The fact that $\operatorname{Bin}(n,p)$ is the sum of $n$ Bernoulli distributions allows us to pull an interesting trick: for $n$ large enough, the Central Limit Theorem implies that this sum will converge to a normal distribution with mean $np$ and variance $np(1-p)$. In practice, the normal approximation $\operatorname{Bin}(n, p) \approx {\cal N}(np, np(1-p))$ is acceptable when $np$ and $n(1-p)$ are both above some particular value, such as $9$.
Pearson's $\chi^2$ test is a statistical test for determining whether a set of empirical frequencies $e_1, \ldots, e_n$ within some population differs significantly from a set of theoretical frequencies $t_1, \ldots, t_n$. In other words, it measures the “goodness of fit” of the empirical frequencies to the theoretical frequencies. (Note: this Pearson is Karl Pearson, not the Egon Pearson forming the Neyman-Pearson duo. Not a coincidence, though — Karl was Egon's father).
For instance, suppose you show me an ocean of evenly mixed jellybeans, assuring me that 60% of them are red, 20% of them are blue, and 20% of them are green, and I scoop up 100 jellybeans and find 50 red, 30 blue, 20 green — should I be suspicious that your numbers are right?
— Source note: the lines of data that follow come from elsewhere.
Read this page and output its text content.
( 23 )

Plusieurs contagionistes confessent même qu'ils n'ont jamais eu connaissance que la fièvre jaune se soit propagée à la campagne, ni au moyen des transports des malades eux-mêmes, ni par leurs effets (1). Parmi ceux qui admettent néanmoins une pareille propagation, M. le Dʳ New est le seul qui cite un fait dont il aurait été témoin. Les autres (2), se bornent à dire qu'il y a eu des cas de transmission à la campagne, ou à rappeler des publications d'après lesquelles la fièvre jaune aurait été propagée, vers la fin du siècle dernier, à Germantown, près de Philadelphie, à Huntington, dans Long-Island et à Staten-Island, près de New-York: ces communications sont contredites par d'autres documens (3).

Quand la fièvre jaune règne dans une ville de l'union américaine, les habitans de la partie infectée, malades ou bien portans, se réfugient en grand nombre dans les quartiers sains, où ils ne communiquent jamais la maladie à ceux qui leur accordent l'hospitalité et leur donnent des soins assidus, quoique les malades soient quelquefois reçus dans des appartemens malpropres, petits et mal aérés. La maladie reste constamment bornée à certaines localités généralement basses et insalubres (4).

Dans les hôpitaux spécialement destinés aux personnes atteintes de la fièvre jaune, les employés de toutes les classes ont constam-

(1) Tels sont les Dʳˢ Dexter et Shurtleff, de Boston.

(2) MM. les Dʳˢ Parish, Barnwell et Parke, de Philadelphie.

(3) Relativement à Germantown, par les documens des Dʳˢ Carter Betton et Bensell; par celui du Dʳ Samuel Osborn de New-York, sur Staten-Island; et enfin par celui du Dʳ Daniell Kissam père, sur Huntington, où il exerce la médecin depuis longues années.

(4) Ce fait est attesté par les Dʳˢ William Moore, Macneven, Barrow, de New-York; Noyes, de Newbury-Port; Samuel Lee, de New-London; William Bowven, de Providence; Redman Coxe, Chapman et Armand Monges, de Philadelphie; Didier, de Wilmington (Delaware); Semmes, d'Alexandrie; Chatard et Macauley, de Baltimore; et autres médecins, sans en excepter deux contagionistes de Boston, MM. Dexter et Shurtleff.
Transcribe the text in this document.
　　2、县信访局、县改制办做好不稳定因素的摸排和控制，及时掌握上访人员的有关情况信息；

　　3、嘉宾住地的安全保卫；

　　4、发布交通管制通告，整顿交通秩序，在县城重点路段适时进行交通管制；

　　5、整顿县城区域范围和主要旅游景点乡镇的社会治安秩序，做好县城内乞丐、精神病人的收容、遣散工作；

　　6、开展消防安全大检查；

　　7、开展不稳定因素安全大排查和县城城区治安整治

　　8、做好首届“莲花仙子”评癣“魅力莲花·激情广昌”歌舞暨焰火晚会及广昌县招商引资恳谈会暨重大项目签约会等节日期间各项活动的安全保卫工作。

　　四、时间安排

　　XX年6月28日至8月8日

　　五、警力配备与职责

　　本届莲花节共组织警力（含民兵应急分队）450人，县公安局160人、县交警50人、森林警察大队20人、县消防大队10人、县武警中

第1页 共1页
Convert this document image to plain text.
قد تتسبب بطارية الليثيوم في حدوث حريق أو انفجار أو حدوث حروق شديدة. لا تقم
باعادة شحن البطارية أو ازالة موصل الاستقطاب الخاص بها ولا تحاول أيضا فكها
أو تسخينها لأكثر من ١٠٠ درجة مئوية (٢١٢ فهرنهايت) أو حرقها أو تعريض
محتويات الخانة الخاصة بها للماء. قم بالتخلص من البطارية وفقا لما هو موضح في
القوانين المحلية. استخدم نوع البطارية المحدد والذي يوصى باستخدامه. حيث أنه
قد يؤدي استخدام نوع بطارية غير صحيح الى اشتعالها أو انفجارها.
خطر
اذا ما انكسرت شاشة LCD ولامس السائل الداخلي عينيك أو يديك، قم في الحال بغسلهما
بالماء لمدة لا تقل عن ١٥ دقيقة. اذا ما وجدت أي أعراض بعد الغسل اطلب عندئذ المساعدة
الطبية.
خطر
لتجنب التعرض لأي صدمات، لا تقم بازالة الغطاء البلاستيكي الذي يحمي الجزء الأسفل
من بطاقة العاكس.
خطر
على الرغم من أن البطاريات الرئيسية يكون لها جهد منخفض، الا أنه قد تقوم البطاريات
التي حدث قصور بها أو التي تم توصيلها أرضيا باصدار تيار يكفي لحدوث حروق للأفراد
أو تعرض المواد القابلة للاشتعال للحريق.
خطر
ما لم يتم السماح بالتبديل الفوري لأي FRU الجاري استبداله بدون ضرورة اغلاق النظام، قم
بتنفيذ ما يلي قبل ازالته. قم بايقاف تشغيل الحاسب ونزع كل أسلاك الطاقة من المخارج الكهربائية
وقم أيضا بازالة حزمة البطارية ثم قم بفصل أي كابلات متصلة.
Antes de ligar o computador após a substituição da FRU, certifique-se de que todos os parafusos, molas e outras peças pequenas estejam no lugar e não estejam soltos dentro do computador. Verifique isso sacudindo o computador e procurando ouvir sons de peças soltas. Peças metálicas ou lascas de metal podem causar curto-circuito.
In this case, the empirical frequencies are $e_1, e_2, e_3 = 0.5, 0.3, 0.2$, while the theoretical frequencies are $t_1, t_2, t_3 = 0.6, 0.2, 0.2$, and the sample size is $N= 100$. The test statistic is given by $$\chi^2 = N\sum_{i=1}^n \frac{(e_i-t_i)^2}{t_i} = 100\left(\frac{0.1^2}{0.6} + \frac{0.1^2}{0.2} + \frac{0^2}{0.2}\right) \approx 6.67$$
Supposing that the theoretical frequencies are correct, the distribution of this $\chi^2$ statistic on $n$ categories (here, $n = 3$, red, green, blue) is known as the $\chi^2$ distribution with $n-1$ degrees of freedom. This distribution, $\chi^2(k)$ for $n-1$, is given by $$P(x \mid k) = \frac{x^{k/2-1}e^{-x/2}}{2^{k/2}\Gamma(k/2)}$$
So the $p$-value for our test, which is the probability that we'd get a statistic at least as large as $6.67$ given that your theoretical frequencies are accurate, would be $$p = P(x \ge 6.67 \mid k = 2) =\int_{6.67}^\infty \frac12 e^{-\frac12 x}\, dx = e^{-\frac12 (6.67)} \approx 0.0357$$
Thus, the $\chi^2$ statistic for my sample is high enough that I can be pretty suspicious of your claim.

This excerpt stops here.